Do you judge a player’s decisions play-by-play or with a group of plays? There is no clear answer. Michael Dyer’s performance against Clemson is a good example
A common refrain that ESPN radio host and Footballguys writer Cecil Lammey used to describe former Texas A&M running back Cyrus Gray before the Chiefs drafted him was that he was ‘too patient.’ Can a running back be too patient? I think the answer is yes, but it is a thorny judgment call. So is evaluating plays one by one rather than seeking an overall context.
Watching former Auburn running back Michael Dyer during a sequence of three, first-quarter runs against Clemson in 2011 brought this to mind.
The first carry of the sequence was a four-yard gain from an 11 personnel pistol with receivers 1×2. Dyer flanked the QB to the weak side of the line with both receivers in a twin alignment to that side. The offense ran Power with the right guard pulling to left tackle and the wing tight end following as the fullback lead.
Rather than waiting for the pulling right guard to take out the defensive end and then follow the tight end targeting the linebacker at the edge of the formation, Dyer followed his left tackle and left guard double-teaming of the three-technique defensive tackle. The Auburn running back lowered his pads into the middle linebacker, finishing the run for a rather easy four yards.
On this play, the patient run to the edge might have earned Dyer more yards, but a four-yard gain on first down through a soft spot of the defense was also a good choice. I’d say it was also a more mature decision. Taking the easiest lane that the defense gives up is often worth sacrificing a big gain at the risk of a loss that takes the offense off course with its down and distance schedule.
On the following play, a 2nd and 6 with 3:29 in the first quarter, Dyer was held to no gain. This run came from a 21 personnel, 1×1 receiver pistol set. Dyer began the play as the slot receiver motioning to the weak side flank of the quarterback and the this sweep that commentator Urban Meyer called the tailback stretch on this broadcast.
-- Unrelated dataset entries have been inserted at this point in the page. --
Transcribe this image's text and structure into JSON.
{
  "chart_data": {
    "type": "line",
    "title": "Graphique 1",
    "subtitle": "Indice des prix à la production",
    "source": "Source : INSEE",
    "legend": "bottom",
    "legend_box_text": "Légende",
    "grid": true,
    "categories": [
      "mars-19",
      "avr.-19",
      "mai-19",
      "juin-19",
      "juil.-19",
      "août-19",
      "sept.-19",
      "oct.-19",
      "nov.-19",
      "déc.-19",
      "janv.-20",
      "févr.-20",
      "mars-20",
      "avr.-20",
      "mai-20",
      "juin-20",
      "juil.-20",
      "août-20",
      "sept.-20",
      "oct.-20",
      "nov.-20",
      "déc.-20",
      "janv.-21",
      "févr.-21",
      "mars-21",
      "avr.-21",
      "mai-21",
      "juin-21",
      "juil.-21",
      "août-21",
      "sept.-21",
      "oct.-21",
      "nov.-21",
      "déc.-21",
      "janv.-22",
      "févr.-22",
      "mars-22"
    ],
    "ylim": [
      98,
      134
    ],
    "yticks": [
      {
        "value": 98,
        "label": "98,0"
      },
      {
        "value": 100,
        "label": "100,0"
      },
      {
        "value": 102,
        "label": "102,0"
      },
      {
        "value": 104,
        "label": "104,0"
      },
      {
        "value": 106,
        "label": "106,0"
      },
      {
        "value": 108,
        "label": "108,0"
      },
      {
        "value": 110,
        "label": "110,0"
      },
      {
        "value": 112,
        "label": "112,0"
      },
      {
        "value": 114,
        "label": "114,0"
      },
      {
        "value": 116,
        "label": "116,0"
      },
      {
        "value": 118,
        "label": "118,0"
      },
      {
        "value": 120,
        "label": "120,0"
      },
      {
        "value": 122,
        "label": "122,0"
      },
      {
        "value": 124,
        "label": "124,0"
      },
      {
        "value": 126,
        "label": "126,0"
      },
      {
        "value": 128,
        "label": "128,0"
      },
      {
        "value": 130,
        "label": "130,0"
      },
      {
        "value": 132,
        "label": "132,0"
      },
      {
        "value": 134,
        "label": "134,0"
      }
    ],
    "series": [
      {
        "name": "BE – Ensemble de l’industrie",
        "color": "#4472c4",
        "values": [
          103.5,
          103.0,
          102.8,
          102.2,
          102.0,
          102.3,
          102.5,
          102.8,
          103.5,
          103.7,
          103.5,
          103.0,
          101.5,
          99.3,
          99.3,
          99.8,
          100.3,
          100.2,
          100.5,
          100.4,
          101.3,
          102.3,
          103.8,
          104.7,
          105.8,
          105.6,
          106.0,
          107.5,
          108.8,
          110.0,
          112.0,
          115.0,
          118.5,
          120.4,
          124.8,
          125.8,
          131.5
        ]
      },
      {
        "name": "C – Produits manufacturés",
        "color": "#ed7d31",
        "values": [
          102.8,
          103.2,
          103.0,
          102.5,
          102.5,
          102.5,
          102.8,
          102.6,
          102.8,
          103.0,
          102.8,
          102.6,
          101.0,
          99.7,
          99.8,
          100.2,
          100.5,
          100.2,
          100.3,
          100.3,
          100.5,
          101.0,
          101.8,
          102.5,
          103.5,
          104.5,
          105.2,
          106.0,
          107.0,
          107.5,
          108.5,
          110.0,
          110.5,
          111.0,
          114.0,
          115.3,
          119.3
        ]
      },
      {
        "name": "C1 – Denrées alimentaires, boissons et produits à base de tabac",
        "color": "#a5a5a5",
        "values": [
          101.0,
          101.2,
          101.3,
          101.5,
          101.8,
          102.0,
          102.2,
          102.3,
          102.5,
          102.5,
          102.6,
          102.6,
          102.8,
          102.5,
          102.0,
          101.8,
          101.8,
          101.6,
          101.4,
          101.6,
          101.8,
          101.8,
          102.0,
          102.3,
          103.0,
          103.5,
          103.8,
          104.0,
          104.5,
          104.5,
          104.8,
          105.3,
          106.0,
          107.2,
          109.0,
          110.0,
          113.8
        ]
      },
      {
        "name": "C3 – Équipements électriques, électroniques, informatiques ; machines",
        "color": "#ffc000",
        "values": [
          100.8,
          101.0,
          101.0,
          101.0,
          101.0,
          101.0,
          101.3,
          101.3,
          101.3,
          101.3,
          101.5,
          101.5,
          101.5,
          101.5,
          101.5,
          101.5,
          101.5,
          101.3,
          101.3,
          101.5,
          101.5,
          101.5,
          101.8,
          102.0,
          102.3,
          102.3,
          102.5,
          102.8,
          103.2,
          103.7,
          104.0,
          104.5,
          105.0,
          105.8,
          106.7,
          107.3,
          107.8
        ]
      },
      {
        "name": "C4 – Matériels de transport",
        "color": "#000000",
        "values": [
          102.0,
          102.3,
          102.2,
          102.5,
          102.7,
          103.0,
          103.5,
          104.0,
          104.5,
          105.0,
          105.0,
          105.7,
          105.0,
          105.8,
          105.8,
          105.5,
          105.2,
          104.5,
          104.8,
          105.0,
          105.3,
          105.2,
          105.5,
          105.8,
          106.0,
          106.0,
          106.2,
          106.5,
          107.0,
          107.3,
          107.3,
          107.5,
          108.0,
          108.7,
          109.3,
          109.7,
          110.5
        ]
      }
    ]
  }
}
Dyer worked to the right side, but his pulling left guard had to hop away from penetration at the edge and this slowed the progress of the lineman’s attempt to pull to the flat. Upon seeing this, Dyer decided to outrun his guard and burst around the lineman. This took him directly into the cornerback’s penetration of the rushing lane and also the defensive tackle’s pursuit down the line from the backside. The result? Dyer was wrapped for no gain.
His patience was lacking on this play and potentially gives more context to the play before about his approach to following pulling blockers that might need improvement
On a 1st and 10 with 10:46 in the second quarter from the Clemson 16, Dyer gained eight yards from a 1×2 receiver, 11 personnel shotgun run. Once again, Dyer was flanking the twin receiver weak side of the quarterback.
He took the exchange to the strong side behind his pulling right guard, but once again did not wait on the guard to get a block. He burst to the line of scrimmage at the edge of the narrow side of the field and made a cut outside the oncoming cornerback to reach the sideline for a gain eight yards before stepping out of bounds. Dyer displayed good suddenness with the cut and used his inside arm to ward off the rest of the tackle attempt while at the same time carrying the ball under his sideline arm.
If he’s too patient on this run, he probably doesn’t earn the yardage he got by being aggressive and outrunning his pulling teammate. On the Run No.2 the result appears as if he wasn’t patient enough. Yet on Run No.1, Dyer earned an easy four yards with his decision to cut to the inside. Watching each run separately and evaluating as a summation, Dyer could be judged as having inconsistent patience. Evaluating the runs within context of each other, Dyer might be compensating for a pulling lineman that might be notoriously slow to his assignment or making a sound improvisational decision that is more mature than watching a single play out of context might show.
There’s a lot about Dyer on this tape that I like. His pad level is terrific, he has the NFL strength and burst that teams want from a starter, and he has a top gear that can generate huge plays. Dyer reminds me a little bit of Frank Gore (post UM injuries; the pre-injury Frank Gore is legendary) but with a little more speed. Conceptually, I’m more inclined to say that Dyer has the right idea about running between the tackles more often than he doesn’t. He’s a player to remember for April.